Nigerian President Bola Tinubu set up a panel to reform the country’s tax laws and fiscal policy in a bid to boost revenue generation and curb borrowings.
(Bloomberg) —
Nigerian President Bola Tinubu set up a panel to reform the country’s tax laws and fiscal policy in a bid to boost revenue generation and curb borrowings.
The committee to be headed by Taiwo Oyedele, fiscal policy partner and Africa tax leader at PricewaterhouseCoopers LLP, will work to “enhance revenue collection efficiency, ensure transparent reporting, and promote the effective utilization of tax and other revenues,” the president’s media office said in emailed statement on Friday.
The government plans to transform the tax system to support sustainable development and achieve a minimum tax to gross domestic product ratio of 18% within the next three years, it said.
Nigeria’s tax revenue as a share of GDP was 10.9% in 2021, well below the 34.1% average from members of the OECD.
Low revenue collections have meant Africa’s biggest crude producer has relied significantly on borrowings to meet its public expenditure needs, complicating government efforts to rein in debt and fund infrastructure, education and health projects.
Read More: Revision Almost Doubles Nigeria’s Tax Revenue-to-GDP Measure
Since 2015, Nigeria’s public debt has increased seven-fold to about 77 trillion naira ($100 billion), according to the country’s Debt Management Office.
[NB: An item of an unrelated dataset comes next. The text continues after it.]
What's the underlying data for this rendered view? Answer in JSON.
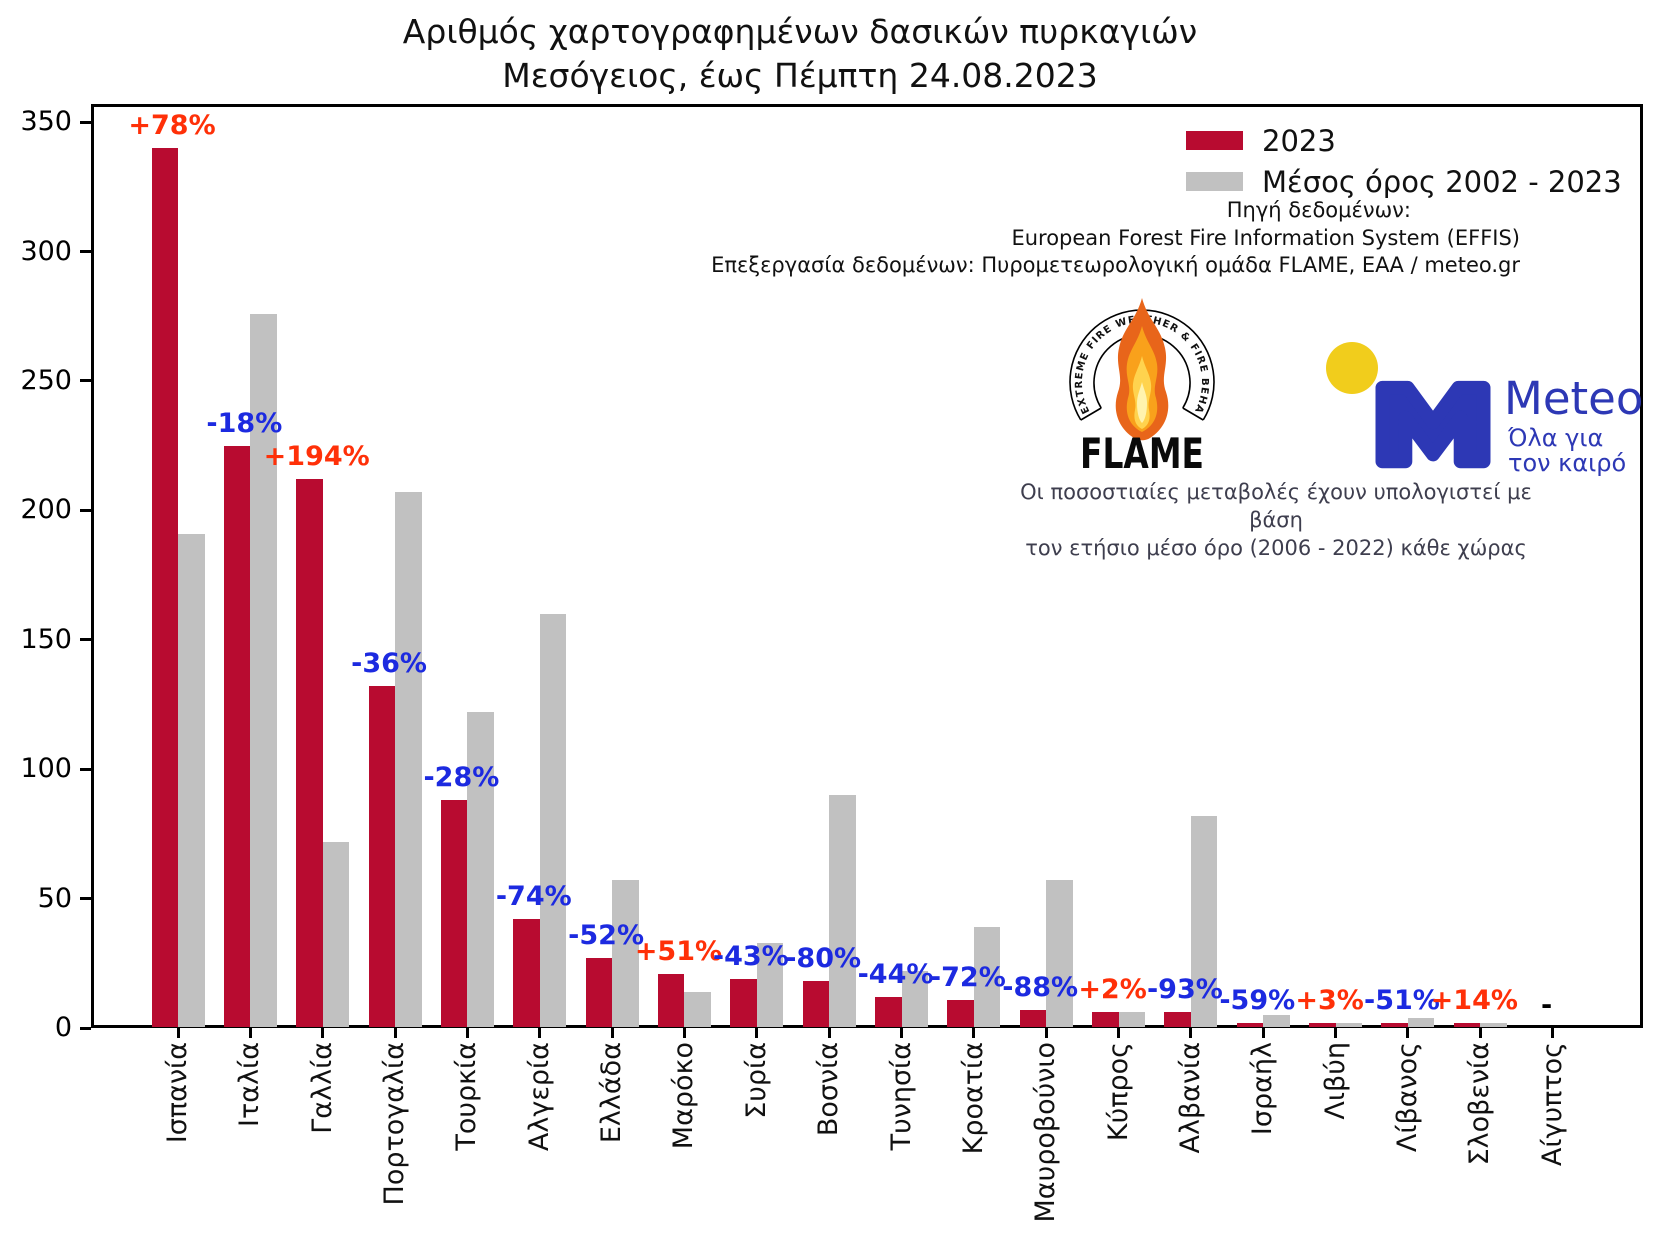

Servicing those obligations consumed 96% of government revenue in 2022.
The tax reforms “will not only improve Nigeria’s revenue profile but also create a more conducive and internationally-competitive business environment,” Adelabu Adedeji, special adviser to the president on revenue, said in the statement.
The creation of the committee comes a day after Tinubu suspended excise taxes on telecommunications services and some locally produced goods introduced two months ago to reduce business costs.
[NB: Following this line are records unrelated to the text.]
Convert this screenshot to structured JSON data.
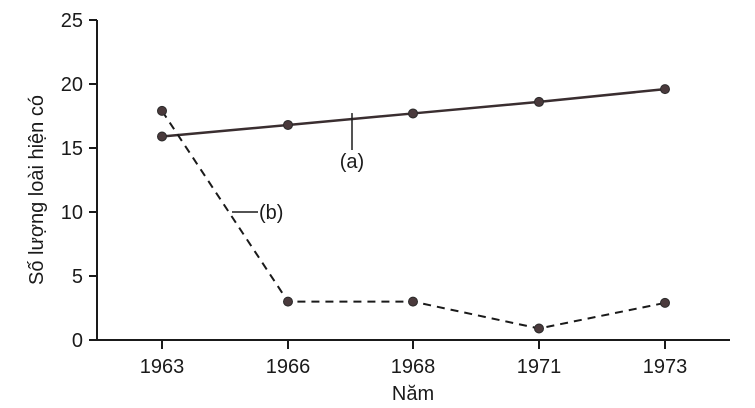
{
  "chart_data": {
    "type": "line",
    "xlabel": "Năm",
    "ylabel": "Số lượng loài hiện có",
    "x": [
      1963,
      1966,
      1968,
      1971,
      1973
    ],
    "x_tick_labels": [
      "1963",
      "1966",
      "1968",
      "1971",
      "1973"
    ],
    "y_ticks": [
      0,
      5,
      10,
      15,
      20,
      25
    ],
    "y_tick_labels": [
      "0",
      "5",
      "10",
      "15",
      "20",
      "25"
    ],
    "ylim": [
      0,
      25
    ],
    "grid": false,
    "series": [
      {
        "name": "(a)",
        "style": "solid",
        "values": [
          15.9,
          16.8,
          17.7,
          18.6,
          19.6
        ]
      },
      {
        "name": "(b)",
        "style": "dashed",
        "values": [
          17.9,
          3.0,
          3.0,
          0.9,
          2.9
        ]
      }
    ]
  }
}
Read More: Nigeria Suspends Two-Month Old Excise Taxes on Telecom, Tobacco
Since taking office on May 29, Tinubu has been on a drive to revive Africa’s biggest economy from almost a decade of torpor. He has ended a fuel subsidy that cost $10 billion last year, removed a controversial central bank governor, eased foreign-exchange controls and initiated an overhaul of Nigeria’s chronically inadequate power industry.